Neste ponto, a narrativa do Snyder (suportada pela boa arte do Dragotta, que funciona bem depois do estranhamento inicial) me pareceu “estou metendo essa apenas porque eu posso, porque me deixaram, olha como o meu Batman é ultraviolento e raivoso, ele corta a mão do cara, OHYEAH”.

Eu teria ZERO problemas com um Batman cujos métodos fossem diferentes – e que, apesar de TAMBÉM evitar matar (como bem percebe o Alfred ao sacar que ele ataca apenas pontos não-vitais de seus adversários), fosse um tanto mais brutal, usando o símbolo de morcego em seu peito como um machado, transformando as extremidades da capa em algo como chicotes, usando os chifres como lâminas, e por aí vai. Tá bom. Eu também sou fã de uma bobajada qualquer, uma diversão sem compromissos, coisa e tal.

Mas claramente não é isso que Snyder quer e tampouco é a proposta desta linha Absolute. Portanto, as coisas precisam ter CONTEXTO. E não apenas porque é massa ter uma splash page de ossos sendo quebrados de cima até embaixo só porque fica estiloso, porque a molecada (que, no fim, tem mais de 30 anos na cara, mas tudo bem, vamos fingir por um minuto) vai achar “irado”. Aqui, em certo momento, Snyder se aproxima do OUTRO Snyder, caminhando para a coisa do “para fazer uma história adulta, eu tenho que fazer os meus heróis serem porradeiros e sem limites”. Se eu já tinha uma preguiça disso com meus 15 anos de idade, imagina só agora, com mais de 40.

Mesmo com este, digamos, incômodo, o saldo final de Absolute Batman é EXTREMAMENTE positivo.
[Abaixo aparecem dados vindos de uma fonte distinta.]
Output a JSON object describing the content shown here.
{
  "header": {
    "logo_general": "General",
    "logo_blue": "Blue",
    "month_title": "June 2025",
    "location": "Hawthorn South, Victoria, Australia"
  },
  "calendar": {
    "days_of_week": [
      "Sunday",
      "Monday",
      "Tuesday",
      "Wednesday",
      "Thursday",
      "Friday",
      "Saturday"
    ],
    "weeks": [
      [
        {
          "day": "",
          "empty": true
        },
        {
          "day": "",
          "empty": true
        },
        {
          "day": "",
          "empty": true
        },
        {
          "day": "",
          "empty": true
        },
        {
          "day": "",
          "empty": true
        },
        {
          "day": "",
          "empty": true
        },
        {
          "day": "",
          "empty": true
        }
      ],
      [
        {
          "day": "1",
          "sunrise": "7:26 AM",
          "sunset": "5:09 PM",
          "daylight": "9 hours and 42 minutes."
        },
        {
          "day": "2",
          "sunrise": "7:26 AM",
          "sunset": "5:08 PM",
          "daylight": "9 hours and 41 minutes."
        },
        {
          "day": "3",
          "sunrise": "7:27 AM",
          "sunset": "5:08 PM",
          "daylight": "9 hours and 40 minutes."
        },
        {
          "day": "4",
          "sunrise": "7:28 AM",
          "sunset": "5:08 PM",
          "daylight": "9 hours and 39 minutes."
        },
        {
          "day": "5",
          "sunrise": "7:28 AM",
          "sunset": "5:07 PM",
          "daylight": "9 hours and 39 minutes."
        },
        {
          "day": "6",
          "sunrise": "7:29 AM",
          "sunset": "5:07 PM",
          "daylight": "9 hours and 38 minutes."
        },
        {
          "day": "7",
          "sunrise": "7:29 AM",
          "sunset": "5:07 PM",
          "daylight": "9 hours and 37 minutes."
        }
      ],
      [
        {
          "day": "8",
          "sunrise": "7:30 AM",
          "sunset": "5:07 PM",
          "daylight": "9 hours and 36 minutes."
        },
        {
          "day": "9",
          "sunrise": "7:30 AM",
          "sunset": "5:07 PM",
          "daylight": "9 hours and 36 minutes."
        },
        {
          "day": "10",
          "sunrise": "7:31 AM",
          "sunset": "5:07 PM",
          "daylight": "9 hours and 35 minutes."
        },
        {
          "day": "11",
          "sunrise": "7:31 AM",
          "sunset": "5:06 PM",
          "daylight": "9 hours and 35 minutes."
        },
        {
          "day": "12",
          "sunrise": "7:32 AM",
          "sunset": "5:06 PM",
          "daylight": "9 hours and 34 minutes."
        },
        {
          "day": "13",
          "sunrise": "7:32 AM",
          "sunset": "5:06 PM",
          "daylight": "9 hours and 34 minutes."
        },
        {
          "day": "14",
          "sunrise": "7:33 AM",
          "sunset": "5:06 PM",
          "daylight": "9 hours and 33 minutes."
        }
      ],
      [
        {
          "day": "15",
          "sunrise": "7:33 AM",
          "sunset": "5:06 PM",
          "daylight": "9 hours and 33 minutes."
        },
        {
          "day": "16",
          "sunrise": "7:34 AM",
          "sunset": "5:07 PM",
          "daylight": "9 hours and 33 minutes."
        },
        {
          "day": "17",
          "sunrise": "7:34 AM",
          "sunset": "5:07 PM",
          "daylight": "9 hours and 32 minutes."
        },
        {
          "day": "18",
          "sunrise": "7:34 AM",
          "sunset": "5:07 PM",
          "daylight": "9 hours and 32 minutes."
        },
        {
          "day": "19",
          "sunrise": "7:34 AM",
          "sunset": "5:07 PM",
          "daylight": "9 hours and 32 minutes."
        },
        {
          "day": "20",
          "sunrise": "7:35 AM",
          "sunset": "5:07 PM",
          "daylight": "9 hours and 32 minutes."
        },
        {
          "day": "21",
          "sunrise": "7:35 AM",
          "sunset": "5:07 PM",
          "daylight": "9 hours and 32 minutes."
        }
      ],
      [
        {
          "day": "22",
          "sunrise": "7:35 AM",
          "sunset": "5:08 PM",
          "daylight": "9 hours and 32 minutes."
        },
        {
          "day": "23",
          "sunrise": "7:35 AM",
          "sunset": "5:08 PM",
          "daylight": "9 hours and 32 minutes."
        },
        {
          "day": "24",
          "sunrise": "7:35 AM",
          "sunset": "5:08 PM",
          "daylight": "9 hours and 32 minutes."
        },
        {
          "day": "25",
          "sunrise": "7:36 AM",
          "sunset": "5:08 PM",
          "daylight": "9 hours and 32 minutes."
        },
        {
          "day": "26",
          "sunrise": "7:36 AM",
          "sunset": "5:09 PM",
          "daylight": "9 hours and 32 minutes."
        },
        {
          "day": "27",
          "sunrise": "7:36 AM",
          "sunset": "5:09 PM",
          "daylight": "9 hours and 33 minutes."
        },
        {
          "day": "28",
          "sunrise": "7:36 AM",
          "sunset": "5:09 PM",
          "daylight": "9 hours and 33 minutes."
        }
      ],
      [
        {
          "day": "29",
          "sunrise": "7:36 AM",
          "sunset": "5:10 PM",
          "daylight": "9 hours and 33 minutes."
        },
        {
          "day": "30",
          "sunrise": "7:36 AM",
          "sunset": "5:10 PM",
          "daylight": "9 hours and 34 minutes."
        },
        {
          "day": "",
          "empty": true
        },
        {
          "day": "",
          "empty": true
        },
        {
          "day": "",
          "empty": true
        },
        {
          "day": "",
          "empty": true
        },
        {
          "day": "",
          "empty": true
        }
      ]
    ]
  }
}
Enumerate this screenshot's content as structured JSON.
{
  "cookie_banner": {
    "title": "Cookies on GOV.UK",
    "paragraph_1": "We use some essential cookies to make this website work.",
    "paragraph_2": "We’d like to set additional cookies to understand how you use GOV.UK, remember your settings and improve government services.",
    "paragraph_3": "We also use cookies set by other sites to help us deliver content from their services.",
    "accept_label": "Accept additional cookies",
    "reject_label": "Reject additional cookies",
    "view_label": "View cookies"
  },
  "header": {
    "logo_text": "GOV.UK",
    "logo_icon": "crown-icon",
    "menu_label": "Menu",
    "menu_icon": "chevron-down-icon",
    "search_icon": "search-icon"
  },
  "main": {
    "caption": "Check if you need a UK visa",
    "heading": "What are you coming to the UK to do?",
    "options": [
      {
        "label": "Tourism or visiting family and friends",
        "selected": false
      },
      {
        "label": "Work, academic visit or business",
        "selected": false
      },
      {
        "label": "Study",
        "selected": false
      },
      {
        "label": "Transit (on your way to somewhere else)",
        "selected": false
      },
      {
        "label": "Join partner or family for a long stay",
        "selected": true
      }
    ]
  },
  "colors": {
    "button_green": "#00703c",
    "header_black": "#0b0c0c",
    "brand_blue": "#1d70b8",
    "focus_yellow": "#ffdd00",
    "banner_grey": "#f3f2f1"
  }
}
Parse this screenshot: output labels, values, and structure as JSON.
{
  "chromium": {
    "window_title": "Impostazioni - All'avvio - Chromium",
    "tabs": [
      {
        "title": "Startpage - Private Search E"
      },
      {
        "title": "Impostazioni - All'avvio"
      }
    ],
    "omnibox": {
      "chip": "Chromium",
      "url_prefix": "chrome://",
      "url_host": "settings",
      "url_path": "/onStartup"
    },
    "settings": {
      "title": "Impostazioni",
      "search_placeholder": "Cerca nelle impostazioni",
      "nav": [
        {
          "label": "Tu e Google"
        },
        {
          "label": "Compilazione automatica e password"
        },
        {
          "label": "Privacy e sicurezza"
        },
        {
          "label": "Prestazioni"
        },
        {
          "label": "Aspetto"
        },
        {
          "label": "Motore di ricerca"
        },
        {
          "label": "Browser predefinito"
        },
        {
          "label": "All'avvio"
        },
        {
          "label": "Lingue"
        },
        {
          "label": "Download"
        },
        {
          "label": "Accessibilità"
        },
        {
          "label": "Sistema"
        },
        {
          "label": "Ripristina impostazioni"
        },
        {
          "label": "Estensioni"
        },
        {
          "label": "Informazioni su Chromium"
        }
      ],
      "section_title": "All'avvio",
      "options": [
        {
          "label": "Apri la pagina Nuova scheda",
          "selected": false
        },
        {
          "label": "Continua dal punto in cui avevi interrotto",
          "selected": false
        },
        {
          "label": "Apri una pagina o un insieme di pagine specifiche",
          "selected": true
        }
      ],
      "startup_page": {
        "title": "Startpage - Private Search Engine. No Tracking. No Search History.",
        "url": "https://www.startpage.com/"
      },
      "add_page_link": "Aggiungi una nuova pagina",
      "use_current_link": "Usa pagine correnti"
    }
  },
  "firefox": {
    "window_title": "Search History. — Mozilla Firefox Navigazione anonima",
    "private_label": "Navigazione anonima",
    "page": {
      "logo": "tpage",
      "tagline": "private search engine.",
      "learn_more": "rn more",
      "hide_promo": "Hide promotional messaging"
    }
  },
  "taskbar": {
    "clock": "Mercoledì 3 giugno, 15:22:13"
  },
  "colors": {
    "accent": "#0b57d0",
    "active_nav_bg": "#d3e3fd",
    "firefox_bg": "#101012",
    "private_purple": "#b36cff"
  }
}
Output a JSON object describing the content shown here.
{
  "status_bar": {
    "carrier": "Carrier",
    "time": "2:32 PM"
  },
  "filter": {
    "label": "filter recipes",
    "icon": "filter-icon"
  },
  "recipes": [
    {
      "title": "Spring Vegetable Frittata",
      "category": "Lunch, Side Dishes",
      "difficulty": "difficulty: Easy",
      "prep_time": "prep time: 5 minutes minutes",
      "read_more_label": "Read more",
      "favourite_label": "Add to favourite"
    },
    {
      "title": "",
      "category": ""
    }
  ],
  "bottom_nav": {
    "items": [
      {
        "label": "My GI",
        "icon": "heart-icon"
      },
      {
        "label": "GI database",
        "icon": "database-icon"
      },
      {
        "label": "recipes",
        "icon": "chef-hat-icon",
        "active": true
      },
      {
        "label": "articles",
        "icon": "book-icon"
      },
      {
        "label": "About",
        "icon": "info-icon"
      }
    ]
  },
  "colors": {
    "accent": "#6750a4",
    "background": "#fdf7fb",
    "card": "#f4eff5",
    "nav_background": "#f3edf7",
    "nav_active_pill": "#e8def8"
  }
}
E o potencial que Snyder tem para continuar o seu estudo de personagem é IMENSO (embora muita gente defenda que ele costuma COMEÇAR bem os seus projetos, mas não necessariamente manter a mesma qualidade até o final – só que aí é outra conversa). Porém, este Batman poderoso e absoluto pode continuar em alto nível – a dica final que ele deixa para que a gente entenda o quão diferente ele pretende que o seu Coringa seja é sensacional, por exemplo – desde que o autor evite se intoxicar com o vírus da Robliefeldização.

Porque, bicho, de Youngblood e derivados, já me bastavam os originais mesmo. E juro que, se ao invés de uma nova linha Ultimate na DC, os caras me decidirem fazer um “Heróis Renascem – Parte 2”, melhor desistir desta leitura desde já.

Mas muito que bem. Vamos ao Superman, à Mulher-Maravilha… e esperemos com ansiedade o Flash do Jeff Lemire. Um passo de cada vez.